In het magazine SDU Select Overheid&ICT 2010 in juni 2010 wordt onder 'trends van 2011' het volgende gerapporteerd.
De directeur van een SSO (shared service organisatie) van enkele ministeries waaronder V&W (Perry van der Weyden): Trend die het qua applicatie helemaal gaat worden in 2011 is een interne netwerksite als LinkedIn voor overheidspersoneel. 'Kenniskaarten van elke ambtenaar, waarbij de specialisaties zichtbaar zijn'. Door deze tool kan iemand met een bepaald dossier gemakkelijk opzoeken wie er verstand van heeft en die kennis gebruiken. Een aantal departementen is in gesprek om dat samen te realiseren.
Er is ook een beweging Ambtenaar 2.0, die bevordert, dat ambtenaren in hun onderlinge contacten en bij de dienstverlening aan burgers maximaal gebruik maken van de internet-verworvenheden. Daarbij wordt het gebruik gepropageerd van sociale netwerken, van Youtube en allerlei tools die op internet vrij beschikbaar zijn. En als ambtenaren van departementen, provincies, gemeenten en overheidsinstellingen daarmee vertrouwd raken, kan dat een flinke boost geven aan e-government.
Met alle voordelen van lagere kosten, snellere response en betere dienstverlening.
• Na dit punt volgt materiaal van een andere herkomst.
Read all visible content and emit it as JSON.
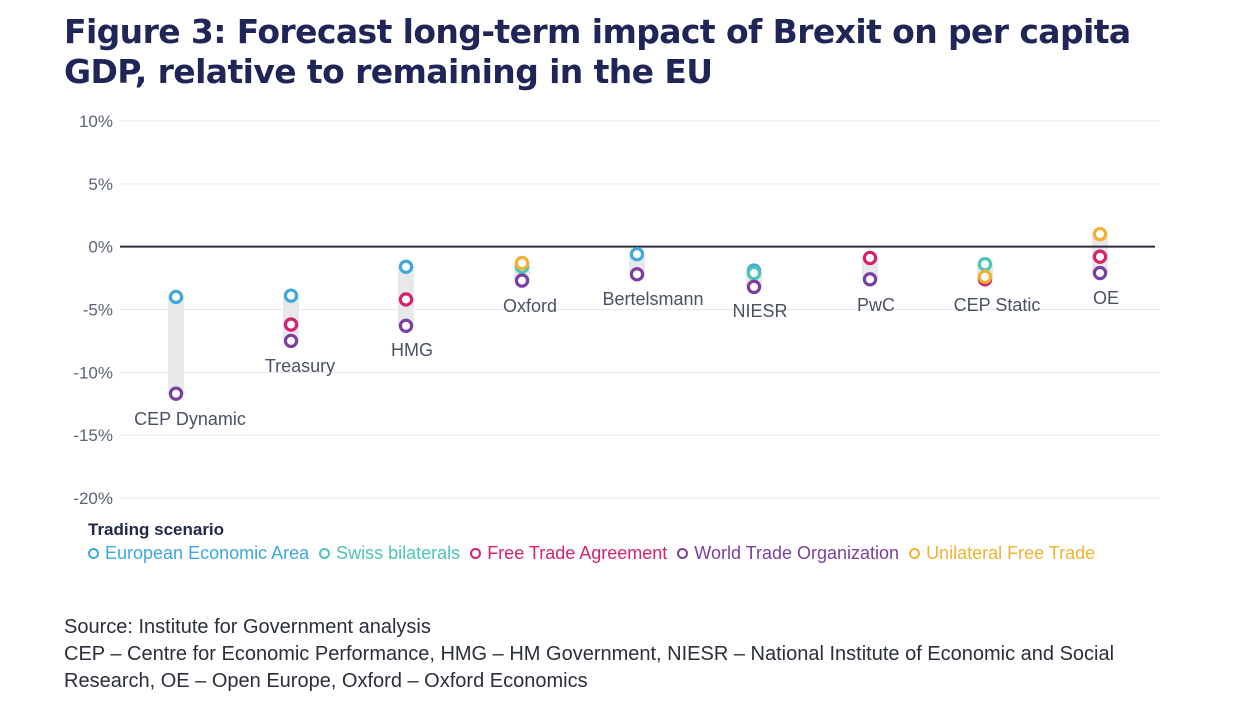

Internetapplicaties, die bij het publiek zijn ingeburgerd vinden vaak hun plaats in de bedrijfsarchitectuur, omdat dezelfde mensen in bedrijven en instellingen werken. Daar willen ze deze handige functies ook gaan gebruiken. De voordelen van invoering van dergelijke tools: Ze zijn bekend en geaccepteerd bij medewerkers. Ze hebben een rijke en bewezen functionaliteit. Het bedrijf heeft geen ontwikkelkosten en geen softwarebeheer.
Een zorg kan de beveiliging zijn. Wat die heeft het bedrijf niet in eigen hand. Er ontstaat een afhankelijkheid van externe, vaak onbekende leveranciers.

Een andere interessante toepassing van LinkedIn blijkt uit een artikel in de Automatiseringsgids.
http://www.rekenkamer.nl/Actueel/Nieuwsberichten/2010/11/Algemene_Rekenkamer_zoekt_praktijkervaringen_open_source_software_en_open_standaarden
De Algemene Rekenkamer vraagt via LinkedIn om input voor een onderzoek naar mogelijkheden van open source.
Men realiseert zich, dat veel professionals LinkedIn kennen en gebruiken. Dus voor zo'n onderzoek, waarbij je de kennis van deze professionals wilt aanboren, is LinkedIn dan een logisch platform. Voor de onderzoeker (de Rekenkamer) een activiteit met lage kosten en groot potentiëel, want:
Het platform is zonder kosten beschikbaar en de doelgroep van professionals kennen het allemaal.
Je moet alleen moeite doen om te attenderen op je initiatief. Daarna kan een grote groep relevante professionals zijn vragen en antwoorden op het platform achterlaten.
Het is een sociaal netwerk van de internetgeneratie. Dat wil zeggen, dat iedereen any place any time kan deelnemen aan het onderzoek.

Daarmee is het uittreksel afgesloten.